My server is set up with raid1. A few nights ago sda fell out completely and data was corrupted. I replaced the drive, cloned the partition table and added the respective arrays. While adding sda3 (MD2) the resync kept failing due to sdb having I/O errors. I copied all the files I could save from sdb3 to sda3, reconfigured raid and replaced sdb with a new drive. I'm now adding the sdb partitions to the arrays. My concern is as follows:

cat /proc/mdstat 
Personalities : [raid0] [raid1] [raid6] [raid5] [raid4] [raid10] 
md3 : active raid1 sda4[0]
      1822442815 blocks super 1.2 [2/1] [U_]

md2 : active raid1 sda3[1]
      1073740664 blocks super 1.2 [2/1] [_U]

md1 : active raid1 sdb2[2] sda2[0]
      524276 blocks super 1.2 [2/2] [UU]

md0 : active raid1 sdb1[2] sda1[3]
      33553336 blocks super 1.2 [2/2] [UU]

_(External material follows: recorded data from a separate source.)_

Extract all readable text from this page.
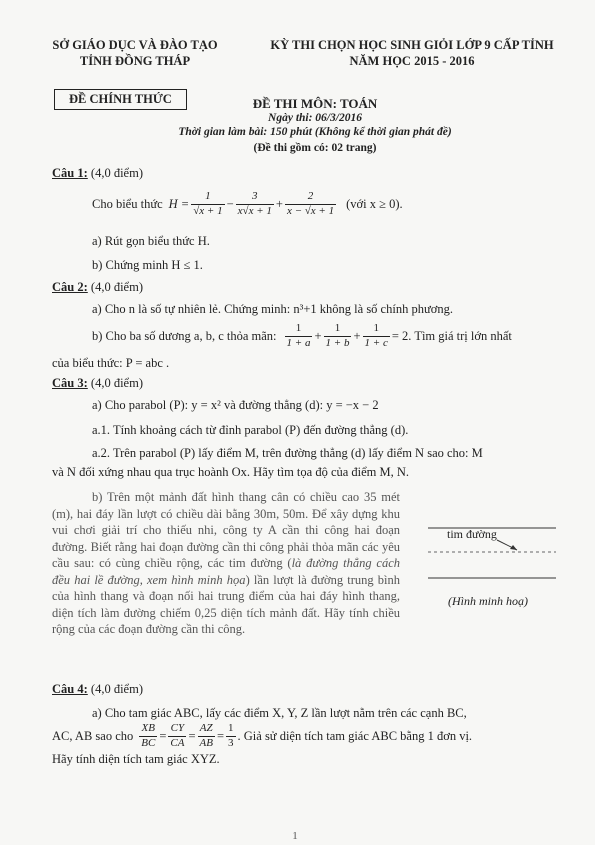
SỞ GIÁO DỤC VÀ ĐÀO TẠO
TỈNH ĐỒNG THÁP
KỲ THI CHỌN HỌC SINH GIỎI LỚP 9 CẤP TỈNH
NĂM HỌC 2015 - 2016
ĐỀ CHÍNH THỨC	ĐỀ THI MÔN: TOÁN
Ngày thi: 06/3/2016
Thời gian làm bài: 150 phút (Không kể thời gian phát đề)
(Đề thi gồm có: 02 trang)
Câu 1: (4,0 điểm)
Cho biểu thức $H = \frac{1}{√x + 1} - \frac{3}{x√x + 1} + \frac{2}{x - √x + 1}$ (với x ≥ 0).
a) Rút gọn biểu thức H.
b) Chứng minh H ≤ 1.
Câu 2: (4,0 điểm)
a) Cho n là số tự nhiên lẻ. Chứng minh: n³+1 không là số chính phương.
b) Cho ba số dương a, b, c thỏa mãn: $\frac{1}{1 + a} + \frac{1}{1 + b} + \frac{1}{1 + c} = 2$ . Tìm giá trị lớn nhất
của biểu thức: P = abc .
Câu 3: (4,0 điểm)
a) Cho parabol (P): y = x² và đường thẳng (d): y = −x − 2
a.1. Tính khoảng cách từ đỉnh parabol (P) đến đường thẳng (d).
a.2. Trên parabol (P) lấy điểm M, trên đường thẳng (d) lấy điểm N sao cho: M
và N đối xứng nhau qua trục hoành Ox. Hãy tìm tọa độ của điểm M, N.
b) Trên một mảnh đất hình thang cân có chiều cao 35 mét (m), hai đáy lần lượt có chiều dài bằng 30m, 50m. Để xây dựng khu vui chơi giải trí cho thiếu nhi, công ty A cần thi công hai đoạn đường. Biết rằng hai đoạn đường cần thi công phải thỏa mãn các yêu cầu sau: có cùng chiều rộng, các tim đường (là đường thẳng cách đều hai lề đường, xem hình minh họa) lần lượt là đường trung bình của hình thang và đoạn nối hai trung điểm của hai đáy hình thang, diện tích làm đường chiếm 0,25 diện tích mảnh đất. Hãy tính chiều rộng của các đoạn đường cần thi công.
tim đường
(Hình minh hoạ)
Câu 4: (4,0 điểm)
a) Cho tam giác ABC, lấy các điểm X, Y, Z lần lượt nằm trên các cạnh BC,
AC, AB sao cho $\frac{XB}{BC} = \frac{CY}{CA} = \frac{AZ}{AB} = \frac{1}{3}$ . Giả sử diện tích tam giác ABC bằng 1 đơn vị.
Hãy tính diện tích tam giác XYZ.
1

Both md0 and md1 displayed as [U_] prior to syncing, why would md2 display as [_U]? I fear losing the data when adding sdb3. My thinking here is the the first slot ([U_]) is seen as primary by mdadm and the second slot ([_U]) as secondary hence the fear of the data being removed to match sdb3.

Please advise.



I would not be concerned. I suspect what happened here was that md3 was created using a command like

mdadm --create /dev/md3 -l 1 -n 2 /dev/sda4 /dev/sdb4

and the other was

mdadm --create /dev/md2 -l 1 -n 2 /dev/sdb3 /dev/sda3

Notice that your other two arrays (md0 and md1) have the sdb,sda order as well.

If you want to be super-paranoid go ahead and back up your files to an external drive, but I suspect when you finally get around to doing

mdadm /dev/md2 -a /dev/sdb3

the recovery will proceed smoothly as the new partition (/dev/sdb3) is synchronized to the existing partition (/dev/sda3). The position in the list is of no importance. linux software RAID remembers what was valid and what the newest (incompletely synchronized) partition is.